Qiu Jin est une écrivaine, une poétesse, une journaliste, une militante pour les droits des femmes, et une révolutionnaire chinoise.

Surnommée la « Chevalière du lac au miroir », cette pionnière du féminisme chinois a passé́ sa courte vie à lutter pour l’émancipation des femmes en Chine. Elle a notamment milité contre la tradition des pieds bandés.

Elle va mourir en martyre révolutionnaire en luttant contre la domination mandchoue.

Sa courte vie, entre poésie et révolution, ressemble à un film de cape et d’épée chinois pleins de bretteuses émérites qui ferraillent contre l’injustice.

 Fille de notables se rêvant héroïne martiale - Fort caractère, riche imaginaire

Qiu Jin naît, en 1875 dans une famille de notables, dans la province de Shangaï, à un moment où la Chine est en plein bouillonnement prérévolutionnaire.
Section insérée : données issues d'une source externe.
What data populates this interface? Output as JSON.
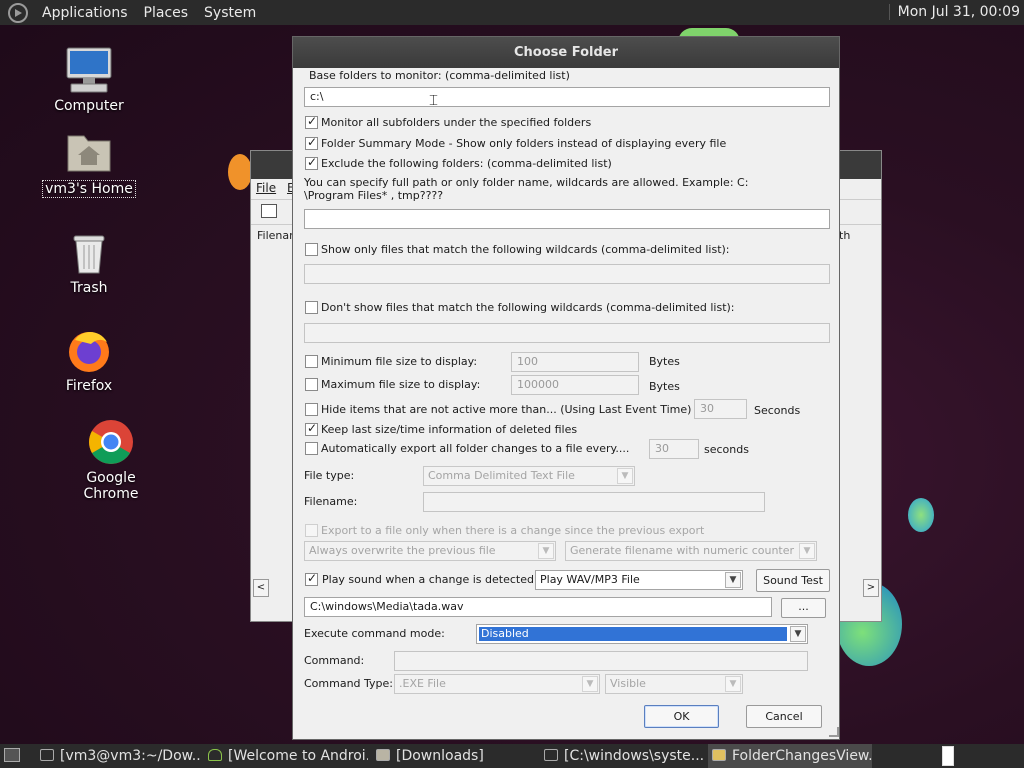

Bien qu’étant une fille, elle reçoit une très bonne éducation et apprend très tôt à monter à cheval, manier le sabre et participe aux cours d’arts martiaux avec ses frères ce qui révèle un fort tempérament et une personnalité peu ordinaire pour l’époque. Elle se choisit un surnom la « Chevalière du Lac au miroir »

Mais elle n’échappe pas à la tradition, et a dû avoir les pieds bandés, coutume pratiquée en Chine depuis le Xe siècle, mais peu longtemps car elle mentionne dans un poème qu’elle les a débandés.

En effet elle montre des dons littéraires précoces, et la richesse de son imaginaire dans sa poésie et ses écrits autobiographiques où elle évoque la nature et fait preuve d’un vif esprit critique quant au statut réservé aux filles... elle exalte la beauté des fleurs, leur fragilité et en particulier celles  des chrysanthèmes et des pruniers auxquelles elle se compare, comme dans « Le chrysanthème mutilé »:

Les fleurs de prunus écloses souffrent du vent d’hiver….

Les chrysanthèmes mutilés défient givre et neige……


Mariage : soudain un autre monde - De Shaoxing au Hunan

Promise au fils d’une riche famille du Hunan, Qiu Jin doit se plier en 1896 à l’union décidée par son père. Elle ne fait la connaissance de son mari que le jour de ses noces, un homme qu’elle n’aime pas, dont elle aura deux enfants et qu’elle décrira comme « sans scrupules et non éduqué ».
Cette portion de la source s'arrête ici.